First one: a huge memory leak when bitmatching on int64. The reason is
that on my arch (MIPS), which is a ARCH_ALIGN_INT64 arch, the function
to extract int64 calls caml_copy_int64 but you are not supposed to do
that since all functions are declared noalloc (should segfault but
merely leaks memory on my program). See this message of Xavier for
more explanations as to why it's a bug:
http://caml.inria.fr/pub/ml-archives/caml-list/2010/03/
2e386c384c04f4a424acc44a1
fae3abd.en.html
So the easy fix would be to remove the noallocs for the int64 functions,
but there is a better way around the issue: instead of assigning a int64
onto a possibly non 8 bytes aligned memory location we can merely memcpy
the value in there, thus avoiding the extra allocation and the
caml_c_call wrapper.
While looking at this I stumbled upon the other bug: bitstring_c.c
extract values by assigning a casted rvalue into a properly
stack-allocated local variable. You cannot do that, this is undefined
behavior since it assumes that unaligned reads are permitted. Again, on
my MIPS such unaligned access are (by default) diverted to an exception
handler which (slowly!) fix them on the fly (one can see the errorcount in
/proc/kernel/debug/mips/unaligned_instructions), but on other archs it
could as well result in a sigbus. I believe this would be a problem on
ARM as well. Again, memcpy comes to the rescue.

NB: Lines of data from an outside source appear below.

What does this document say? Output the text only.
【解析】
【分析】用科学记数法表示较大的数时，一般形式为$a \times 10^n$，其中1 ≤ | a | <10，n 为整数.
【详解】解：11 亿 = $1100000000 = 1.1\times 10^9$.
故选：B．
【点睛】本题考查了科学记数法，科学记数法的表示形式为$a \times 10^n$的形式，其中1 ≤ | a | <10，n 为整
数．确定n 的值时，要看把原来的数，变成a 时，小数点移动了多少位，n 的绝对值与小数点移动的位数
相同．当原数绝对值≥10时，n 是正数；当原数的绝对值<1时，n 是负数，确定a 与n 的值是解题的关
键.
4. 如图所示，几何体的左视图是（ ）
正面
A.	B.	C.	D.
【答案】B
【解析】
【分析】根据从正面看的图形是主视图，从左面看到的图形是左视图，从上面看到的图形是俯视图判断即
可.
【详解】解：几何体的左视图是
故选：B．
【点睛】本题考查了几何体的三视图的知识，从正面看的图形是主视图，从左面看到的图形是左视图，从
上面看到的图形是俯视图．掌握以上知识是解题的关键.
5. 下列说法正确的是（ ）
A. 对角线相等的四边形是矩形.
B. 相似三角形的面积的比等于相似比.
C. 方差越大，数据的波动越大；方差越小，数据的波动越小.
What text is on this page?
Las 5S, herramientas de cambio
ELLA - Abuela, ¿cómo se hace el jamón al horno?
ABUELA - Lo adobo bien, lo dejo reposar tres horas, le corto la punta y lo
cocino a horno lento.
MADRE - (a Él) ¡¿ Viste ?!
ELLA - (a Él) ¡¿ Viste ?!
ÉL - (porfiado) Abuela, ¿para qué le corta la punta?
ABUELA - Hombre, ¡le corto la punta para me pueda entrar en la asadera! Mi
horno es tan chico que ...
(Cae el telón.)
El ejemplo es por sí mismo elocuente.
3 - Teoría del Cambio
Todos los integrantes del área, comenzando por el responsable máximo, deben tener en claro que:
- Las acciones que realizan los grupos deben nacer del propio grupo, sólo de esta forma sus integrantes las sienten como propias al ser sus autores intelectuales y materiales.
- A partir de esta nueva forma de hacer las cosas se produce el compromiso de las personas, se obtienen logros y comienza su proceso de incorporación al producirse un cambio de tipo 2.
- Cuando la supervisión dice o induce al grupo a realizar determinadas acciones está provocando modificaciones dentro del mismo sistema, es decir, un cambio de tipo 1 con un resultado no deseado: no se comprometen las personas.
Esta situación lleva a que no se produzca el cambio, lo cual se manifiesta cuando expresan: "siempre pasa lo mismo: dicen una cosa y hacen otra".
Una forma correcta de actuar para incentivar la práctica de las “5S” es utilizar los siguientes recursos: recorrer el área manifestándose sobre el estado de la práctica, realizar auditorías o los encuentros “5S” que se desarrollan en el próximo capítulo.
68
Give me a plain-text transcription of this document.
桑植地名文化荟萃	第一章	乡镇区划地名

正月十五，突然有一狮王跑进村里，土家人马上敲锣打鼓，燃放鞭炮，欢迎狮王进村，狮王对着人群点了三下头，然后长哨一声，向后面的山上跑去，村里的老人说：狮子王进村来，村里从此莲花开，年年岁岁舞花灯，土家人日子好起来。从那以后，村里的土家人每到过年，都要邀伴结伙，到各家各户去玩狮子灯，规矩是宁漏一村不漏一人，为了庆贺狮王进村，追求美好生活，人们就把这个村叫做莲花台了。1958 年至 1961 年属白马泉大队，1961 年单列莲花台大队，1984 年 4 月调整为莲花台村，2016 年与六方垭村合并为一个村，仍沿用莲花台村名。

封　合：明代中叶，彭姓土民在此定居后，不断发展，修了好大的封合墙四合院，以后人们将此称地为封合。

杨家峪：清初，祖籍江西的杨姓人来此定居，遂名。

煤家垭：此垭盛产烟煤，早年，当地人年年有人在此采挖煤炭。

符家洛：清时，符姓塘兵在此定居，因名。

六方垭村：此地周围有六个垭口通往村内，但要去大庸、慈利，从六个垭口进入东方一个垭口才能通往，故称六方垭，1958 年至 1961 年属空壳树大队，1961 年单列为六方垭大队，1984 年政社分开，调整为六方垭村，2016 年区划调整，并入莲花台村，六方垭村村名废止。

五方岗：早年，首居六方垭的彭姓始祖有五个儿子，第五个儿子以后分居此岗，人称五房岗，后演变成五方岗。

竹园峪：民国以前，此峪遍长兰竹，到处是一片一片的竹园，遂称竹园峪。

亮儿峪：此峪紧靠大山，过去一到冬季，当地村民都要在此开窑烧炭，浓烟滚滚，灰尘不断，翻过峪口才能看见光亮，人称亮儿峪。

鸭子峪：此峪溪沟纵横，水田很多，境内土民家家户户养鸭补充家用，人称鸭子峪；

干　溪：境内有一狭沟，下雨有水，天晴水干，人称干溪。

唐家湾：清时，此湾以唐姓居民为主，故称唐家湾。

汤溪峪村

The attached patch fixes both issues.
#include <stdlib.h>
#include <stdint.h>
#include <byteswap.h>
+#include <string.h>
#include <caml/mlvalues.h>
#include <caml/fail.h>
{ \
type *ptr = (type *) ((void *) String_val (strv) + Int_val (offv)); \
type r; \
- r = *ptr; \
+ memcpy(&r, ptr, sizeof(r)); \
swap_##endian(size,r); \
return Val_int (r); \
}
{ \
type *ptr = (type *) ((void *) String_val (strv) + Int_val (offv)); \
type r; \
- r = *ptr; \
+ memcpy(&r, ptr, sizeof(r)); \
swap_##endian(size,r); \
rval(rv) = r; \
return rv; \
ocaml_bitstring_extract_fastpath_int##size##_##endian##_##signed \
(value strv, value offv, value rv) \
{ \
- CAMLparam3(strv, offv, rv); \
type *ptr = (type *) ((void *) String_val (strv) + Int_val (offv)); \
type r; \
- r = *ptr; \
+ memcpy(&r, ptr, sizeof(r)); \
swap_##endian(size,r); \
- CAMLreturn(caml_copy_int64(r)); \
+ memcpy(Data_custom_val(rv), &r, sizeof(r)); \
+ return rv; \
}
#else